10 quarts of dill pickles (the relish and sweet pickles are left over from last year)
and 37 quarts of tomatoes, mostly whole tomatoes but some are sauce. This is a pretty small yield of tomatoes for us, our plants seemed to have a disease this year so they didn’t do very well. In past years we have had up to 90 quarts of tomatoes.
This is what we have left in the garden:
More basil, good golly we already have enough pesto to feed half the city.
I love this plant, this is Thai basil (we have several different varieties of basil in the garden,) I believe we had about 8 basil plants before the wind storm came through. And here is a basil plant that has been taken out of the garden and put in a pot so it can grow in the greenhouse all winter long. Because we’re not going to have enough frozen basil we’ll also have fresh basil to get us through the winter. 🙂 Did I mention if anyone wants pesto let us know!
More sweet peppers; red, yellow and green. As long as it doesn’t frost they’ll keep ripening and we’ll keep picking them and freezing them.
We also have a late harvest of radishes that Dan just recently planted.
This is a huge Thyme plant that spent last winter in the green house, the summer outside in it’s pot and will be moved back to the green house this winter. I have only used it once on a lamb roast but i think Dan has made some vinegar with it and used it in some of his grilling.

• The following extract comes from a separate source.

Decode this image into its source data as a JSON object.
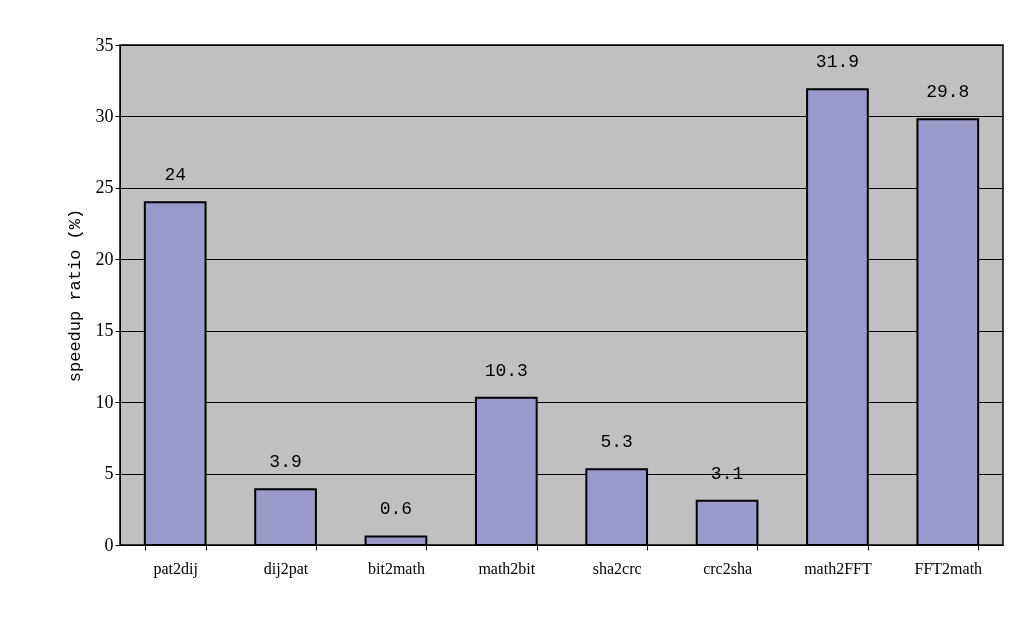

And of course a fig. There are still a ton of green figs on our fig tree but not too many more of them will ripen since the days have gotten so much cooler. We did have a great harvest this year. Everyone loves to go pick fresh figs off the tree and eat them right away. They are so good. If you have never had a fresh fig make sure you come over and try one next summer! Dan also takes starts off this tree when he cuts it back each fall and pots them to share with friends. You have to baby a the fig tree, wrapping it up in the winter so it doesn’t freeze. But if you don’t mind the extra work the figs are definitely worth it!